We held each other close. Cassie pressed her lips to my neck and began slowly licking and sucking, pushing me to an even higher level of excitement. Had I mentioned to her that my neck was an erogenous zone? That any kind of stimulation in that area was a direct line to my pussy? I doubted it—I was barely capable of speech.
Cassie was in no hurry, and truthfully she was making me feel so good that at that moment I was all for taking it slow. This was a first for me, and I wanted to take it slow, to savor every sensation, from the feel of her lips on my neck to the aching throb deep in my pussy. My fingers were tangled in her thick hair, holding her to me while her lips and tongue moved to the other side of my neck. Her mouthwork grew more passionate, and I knew she was going to mark me, but it felt so good that I couldn’t stop her.

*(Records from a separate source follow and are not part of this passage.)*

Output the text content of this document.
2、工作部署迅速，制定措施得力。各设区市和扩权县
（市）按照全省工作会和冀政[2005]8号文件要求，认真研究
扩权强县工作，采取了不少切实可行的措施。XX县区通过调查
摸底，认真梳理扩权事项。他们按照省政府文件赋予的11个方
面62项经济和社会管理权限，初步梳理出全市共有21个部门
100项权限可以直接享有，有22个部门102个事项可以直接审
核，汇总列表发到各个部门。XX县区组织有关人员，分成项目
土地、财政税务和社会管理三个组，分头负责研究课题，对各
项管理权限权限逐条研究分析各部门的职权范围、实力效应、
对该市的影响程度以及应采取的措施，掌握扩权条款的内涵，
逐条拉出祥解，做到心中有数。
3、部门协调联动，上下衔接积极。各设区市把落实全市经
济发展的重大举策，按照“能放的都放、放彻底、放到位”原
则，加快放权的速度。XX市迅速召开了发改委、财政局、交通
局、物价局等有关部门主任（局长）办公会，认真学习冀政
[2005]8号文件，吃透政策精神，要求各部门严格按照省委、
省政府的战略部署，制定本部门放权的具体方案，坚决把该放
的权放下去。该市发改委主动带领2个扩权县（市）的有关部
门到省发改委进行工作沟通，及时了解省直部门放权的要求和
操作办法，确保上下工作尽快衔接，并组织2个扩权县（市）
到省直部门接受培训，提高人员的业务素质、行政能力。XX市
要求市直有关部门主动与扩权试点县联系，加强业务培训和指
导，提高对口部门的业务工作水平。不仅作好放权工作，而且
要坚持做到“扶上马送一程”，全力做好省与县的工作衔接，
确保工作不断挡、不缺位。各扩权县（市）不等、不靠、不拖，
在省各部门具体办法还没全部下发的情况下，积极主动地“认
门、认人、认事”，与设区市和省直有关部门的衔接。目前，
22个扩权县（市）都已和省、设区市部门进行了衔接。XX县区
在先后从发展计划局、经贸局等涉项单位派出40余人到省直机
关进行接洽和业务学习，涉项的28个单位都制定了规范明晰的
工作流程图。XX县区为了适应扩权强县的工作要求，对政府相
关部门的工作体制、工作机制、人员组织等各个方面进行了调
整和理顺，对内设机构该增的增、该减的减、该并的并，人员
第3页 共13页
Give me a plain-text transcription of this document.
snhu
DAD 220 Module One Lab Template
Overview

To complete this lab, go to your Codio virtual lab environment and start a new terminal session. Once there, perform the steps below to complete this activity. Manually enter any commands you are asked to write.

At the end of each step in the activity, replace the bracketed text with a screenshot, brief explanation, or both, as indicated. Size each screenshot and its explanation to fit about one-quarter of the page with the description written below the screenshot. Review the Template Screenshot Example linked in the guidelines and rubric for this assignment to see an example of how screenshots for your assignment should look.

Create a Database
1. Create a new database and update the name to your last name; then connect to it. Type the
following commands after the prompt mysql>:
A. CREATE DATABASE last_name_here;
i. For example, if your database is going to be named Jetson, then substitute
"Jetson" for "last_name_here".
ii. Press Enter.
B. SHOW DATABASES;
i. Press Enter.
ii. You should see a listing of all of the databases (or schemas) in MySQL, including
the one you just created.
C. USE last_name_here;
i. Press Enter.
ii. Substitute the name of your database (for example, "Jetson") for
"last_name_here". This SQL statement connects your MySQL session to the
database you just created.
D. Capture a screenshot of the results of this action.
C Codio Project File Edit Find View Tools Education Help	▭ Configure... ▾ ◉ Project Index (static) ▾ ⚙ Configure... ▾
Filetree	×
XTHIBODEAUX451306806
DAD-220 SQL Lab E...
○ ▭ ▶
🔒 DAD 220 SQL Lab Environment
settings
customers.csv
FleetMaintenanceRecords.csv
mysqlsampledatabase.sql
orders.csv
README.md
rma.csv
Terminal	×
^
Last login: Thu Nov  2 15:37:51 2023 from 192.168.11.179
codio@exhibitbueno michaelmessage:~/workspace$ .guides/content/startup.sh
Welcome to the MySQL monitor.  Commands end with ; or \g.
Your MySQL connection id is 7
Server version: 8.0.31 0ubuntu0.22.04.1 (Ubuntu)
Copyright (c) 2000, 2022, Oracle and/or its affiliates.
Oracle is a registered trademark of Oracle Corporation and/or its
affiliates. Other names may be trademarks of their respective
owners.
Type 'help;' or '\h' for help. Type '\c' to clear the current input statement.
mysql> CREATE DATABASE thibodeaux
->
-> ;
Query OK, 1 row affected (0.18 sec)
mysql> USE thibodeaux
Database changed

I ground my hips slowly against Cassie’s, moaning as she worked my skin with her teeth. My legs felt rubbery, and I was certain that the only thing keeping me on my feet was the fact that she held me in her arms. Finally she moved her mouth from my neck to my lips. As her tongue slid in my mouth, the slow grinding began again, in earnest this time. I filled my hands with her firm ass and pulled her tighter against me, needing that added pressure.
“Let’s move to the sofa,” Cassie said. I didn’t have to be asked twice.
“I’ve never done anything like this,” I said. “Have you?”
“I’ve fantasized,” she said. “You’ve been in all of them.”
We let our instincts take over and ended up on the sofa, head to pussy. It was the perfect way for us to start. I loved being on top of Cassie with my face buried between her legs, and I loved the feel of Cassie lapping up my cream. We explored each other thoroughly, with fingers and lips, and learned what the other liked. We figured out each other’s hot spots and what it took to make the other come.
By the time we finished my face was covered with Cassie’s juices. When we turned around, face-to-face, we kissed deeply. Then we moved around, and she let her leg slide over one of mine. I got what she was trying to do, and we pulled ourselves together until our pussies touched. Then we held tight and pushed against each other.
We started grinding and humping, harder and faster. Each time we pushed together, she groaned. The pressure had been building steadily. Suddenly I was so overwhelmed that I couldn’t even tell Cassie I was coming. My whole body stiffened as I strained against her and rode to a climax that took over my senses. Then she cried out, and we held each other through our mutual climax.
As we slowly relaxed, we fell against the sofa, panting. If the expression on Cassie’s face was any indication of mine, we were both amazed at what we’d just experienced.
I stroked Cassie’s leg, and for the first time since I moved away, I was glad I had come home.